I graduated with first class honours in Mathematics from Cardiff University in 1972 and followed this with MSc and DPhil degrees in Mathematics and The Foundations of Quantum Mechanics from Oxford University. For 35 years I was a member of the academic staff at Loughborough University, teaching and researching in Mathematics, Geometric Computation, Computer Graphics and Image Processing. I am currently interested in the emerging technology of Quantum Computation - which combines the discipline of my doctoral thesis with my later work in computation. I have approximately 100 articles in academic journals and conference proceedings - covering topics in quantum mechanics, mathematics and digital computing.
Research areas
Quantum Computation is an elegant, symmetric and, potentially, very powerful model of computation. The ‘bit’ of classical computation, which is the means of representing data, is replaced by the ‘q-bit’ in quantum computing. Each bit has just two possible states, whereas each q-bit has uncountably many distinct states. The superposition and entanglement of quantum states, of which there are no analogues in the classical domain, impart further power and prospects to Quantum Computation - such as teleporting!
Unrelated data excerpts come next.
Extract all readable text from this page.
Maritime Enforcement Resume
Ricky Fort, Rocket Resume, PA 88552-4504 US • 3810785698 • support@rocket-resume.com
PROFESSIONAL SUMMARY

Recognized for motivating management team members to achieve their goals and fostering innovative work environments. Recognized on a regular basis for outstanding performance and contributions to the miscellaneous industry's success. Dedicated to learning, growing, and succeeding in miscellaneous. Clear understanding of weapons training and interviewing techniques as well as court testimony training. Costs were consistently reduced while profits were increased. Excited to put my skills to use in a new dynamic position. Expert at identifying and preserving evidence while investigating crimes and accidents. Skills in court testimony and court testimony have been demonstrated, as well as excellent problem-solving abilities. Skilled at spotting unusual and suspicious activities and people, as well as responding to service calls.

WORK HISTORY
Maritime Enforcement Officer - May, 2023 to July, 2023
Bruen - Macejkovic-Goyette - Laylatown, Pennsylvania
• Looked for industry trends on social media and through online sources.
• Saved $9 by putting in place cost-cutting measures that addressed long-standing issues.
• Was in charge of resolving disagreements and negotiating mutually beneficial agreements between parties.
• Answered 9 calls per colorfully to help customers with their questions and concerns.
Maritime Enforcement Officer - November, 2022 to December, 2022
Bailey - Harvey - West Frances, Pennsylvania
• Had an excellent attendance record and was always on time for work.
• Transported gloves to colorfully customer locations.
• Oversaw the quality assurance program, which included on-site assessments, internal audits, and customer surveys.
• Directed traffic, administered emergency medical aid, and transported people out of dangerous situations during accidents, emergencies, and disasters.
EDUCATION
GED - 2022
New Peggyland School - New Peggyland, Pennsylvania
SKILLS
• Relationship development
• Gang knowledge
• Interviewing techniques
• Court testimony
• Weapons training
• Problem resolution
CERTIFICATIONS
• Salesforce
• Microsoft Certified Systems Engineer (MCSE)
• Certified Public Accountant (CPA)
In quantum mechanics, system states evolve under unitary transformation. It follows that quantum algorithms are suitable products of unitary operators acting on the contents of q-bit registers. As all unitary transformations have inverses, it is necessarily the case that Quantum Computing is reversible. Conventional digital computing is not reversible - classical digital processing involves a massive loss of information, which manifests itself as heat. Reversible digital computing is a current area of research which is closer to the quantum model, and holds the promise of future digital computers with greater thermo-dynamic efficiency.
My research interests in Quantum Computation are currently focused on the boundary of reversible-digital and Quantum Computation where ‘cross-over’, or quantisation, functions can be defined.